Updated at 7:12 AM EST
JP Morgan posted stronger-than-expected fourth quarter earnings Wednesday as dealmaking help boost the group’s bottom line and offset an overall slide in net interest income tied to lower Federal Reserve interest rates.
JP Morgan (JPM) said earnings for the three months ending in December were pegged at $14.005 billion, or $4.81 per share, up 58.2% from the prior-year period and well ahead of the Street consensus forecast of $4.11 per share.
Group revenues, JP Morgan said, rose 22.2% from last year to $42.8 billion, again ahead of analysts’ estimates of a $41.73 billion tally, while expenses were pegged at $22.76 billion.
Net interest income was $23.5 billion, down 2.9% from the year-ago period, while the bank also built $2.63 billion in reserves to set against bad loans and credit losses.
Investment banking revenue was up 46% to $2.6 billion, thanks in part to a healthy fourth quarter in global dealmaking that capped an otherwise muted year for mergers and acquisitions.
London Stock Exchange Group indicated that while the overall value of M&A deals rose 10% last year to $3.2 trillion, the total number of transactions fell to the lowest levels in nearly a decade.
JP Morgan CEO Jamie Dimon
“The U.S. economy has been resilient,” said JP Morgan CEO Jamie Dimon.”Businesses are more optimistic about the economy, and they are encouraged by expectations for a more pro-growth agenda and improved collaboration between government and business.”
“Two significant risks remain,” he added. “Ongoing and future spending requirements will likely be inflationary, and therefore, inflation may persist for some time. Additionally, geopolitical conditions remain the most dangerous and complicated since World War II.”
JP Morgan shares were marked 1.4% higher in premarket trading immediately following the earnings release to indicate an opening bell price of $250.90 each.
LSEG data suggests financial sector earnings will grow 22.7% from the prior-year period and contribute around 17.5% of the collective $519.9 billion forecast for S&P 500 profits over the fourth quarter.

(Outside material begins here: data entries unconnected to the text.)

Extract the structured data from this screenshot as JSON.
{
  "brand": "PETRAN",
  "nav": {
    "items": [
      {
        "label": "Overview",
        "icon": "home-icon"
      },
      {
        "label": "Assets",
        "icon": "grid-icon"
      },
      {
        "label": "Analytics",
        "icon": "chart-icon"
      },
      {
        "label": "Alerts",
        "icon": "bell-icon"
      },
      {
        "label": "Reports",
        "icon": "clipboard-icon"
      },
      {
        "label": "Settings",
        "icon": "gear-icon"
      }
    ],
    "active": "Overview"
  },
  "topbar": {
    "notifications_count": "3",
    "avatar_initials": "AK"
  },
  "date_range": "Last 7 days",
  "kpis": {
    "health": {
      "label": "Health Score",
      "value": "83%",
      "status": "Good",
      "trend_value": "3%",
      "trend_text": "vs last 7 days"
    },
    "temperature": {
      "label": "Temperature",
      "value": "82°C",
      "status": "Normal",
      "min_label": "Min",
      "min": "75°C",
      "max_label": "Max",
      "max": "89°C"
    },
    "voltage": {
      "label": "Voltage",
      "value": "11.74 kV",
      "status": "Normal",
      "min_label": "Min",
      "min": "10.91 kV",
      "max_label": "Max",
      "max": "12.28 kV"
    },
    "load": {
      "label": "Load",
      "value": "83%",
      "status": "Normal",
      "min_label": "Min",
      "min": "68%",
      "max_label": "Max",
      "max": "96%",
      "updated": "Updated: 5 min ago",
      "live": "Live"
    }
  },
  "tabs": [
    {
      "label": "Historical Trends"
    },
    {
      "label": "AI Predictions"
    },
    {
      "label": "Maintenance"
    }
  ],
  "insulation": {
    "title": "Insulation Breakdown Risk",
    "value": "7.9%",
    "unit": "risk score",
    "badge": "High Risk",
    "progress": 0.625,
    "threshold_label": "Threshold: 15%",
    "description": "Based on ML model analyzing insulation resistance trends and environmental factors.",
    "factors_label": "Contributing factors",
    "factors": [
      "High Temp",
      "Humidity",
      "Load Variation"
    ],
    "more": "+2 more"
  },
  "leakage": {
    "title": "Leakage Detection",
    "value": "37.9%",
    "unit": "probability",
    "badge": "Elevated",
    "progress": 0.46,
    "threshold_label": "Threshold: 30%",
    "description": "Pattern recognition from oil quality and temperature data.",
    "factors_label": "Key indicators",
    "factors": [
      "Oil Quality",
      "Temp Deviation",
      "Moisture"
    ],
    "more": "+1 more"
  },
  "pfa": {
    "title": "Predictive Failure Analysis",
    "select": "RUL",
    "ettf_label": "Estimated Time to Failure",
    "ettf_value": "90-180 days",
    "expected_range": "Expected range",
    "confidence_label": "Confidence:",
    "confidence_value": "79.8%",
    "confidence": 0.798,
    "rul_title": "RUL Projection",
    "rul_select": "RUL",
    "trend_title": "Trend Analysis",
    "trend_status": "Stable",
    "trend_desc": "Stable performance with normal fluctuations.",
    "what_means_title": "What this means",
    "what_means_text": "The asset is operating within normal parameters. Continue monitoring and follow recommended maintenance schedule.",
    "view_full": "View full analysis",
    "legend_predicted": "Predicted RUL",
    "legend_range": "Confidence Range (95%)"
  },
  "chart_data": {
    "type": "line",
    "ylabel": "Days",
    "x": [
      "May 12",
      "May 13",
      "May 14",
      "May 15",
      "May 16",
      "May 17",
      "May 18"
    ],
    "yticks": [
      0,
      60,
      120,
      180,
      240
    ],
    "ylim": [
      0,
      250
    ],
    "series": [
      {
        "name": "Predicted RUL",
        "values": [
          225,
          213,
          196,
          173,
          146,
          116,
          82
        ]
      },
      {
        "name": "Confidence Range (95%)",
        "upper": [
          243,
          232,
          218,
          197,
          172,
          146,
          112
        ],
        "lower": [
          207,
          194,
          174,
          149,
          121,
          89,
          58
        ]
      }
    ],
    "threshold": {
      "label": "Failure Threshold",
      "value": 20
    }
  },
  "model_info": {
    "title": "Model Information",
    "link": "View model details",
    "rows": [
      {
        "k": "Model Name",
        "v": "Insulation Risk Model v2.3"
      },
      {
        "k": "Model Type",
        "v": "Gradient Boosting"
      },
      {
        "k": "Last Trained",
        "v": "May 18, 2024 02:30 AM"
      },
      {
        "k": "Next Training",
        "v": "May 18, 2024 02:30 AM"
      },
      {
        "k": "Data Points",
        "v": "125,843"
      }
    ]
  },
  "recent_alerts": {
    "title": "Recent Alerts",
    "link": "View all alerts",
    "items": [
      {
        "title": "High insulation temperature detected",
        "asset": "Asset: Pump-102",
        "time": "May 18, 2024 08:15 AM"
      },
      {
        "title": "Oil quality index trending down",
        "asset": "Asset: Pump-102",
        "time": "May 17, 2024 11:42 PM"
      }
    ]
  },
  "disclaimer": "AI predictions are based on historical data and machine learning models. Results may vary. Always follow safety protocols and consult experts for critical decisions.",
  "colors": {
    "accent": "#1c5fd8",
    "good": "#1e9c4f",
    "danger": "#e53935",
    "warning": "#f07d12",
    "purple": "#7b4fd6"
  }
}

Related: Analyst resets bank stocks forecast ahead of earnings
Earlier this week, Dimon’s close associate Daniel Pinto, seen by many as a possible replacement for the longtime CEO, announced his surprise retirement as chief operating officer after more than three decades with the bank.
Jennifer Piepszak, another JP Morgan veteran, was named as his replacement but isn’t expected to lobby for the top job when Dimon steps down, as planned, in 2029.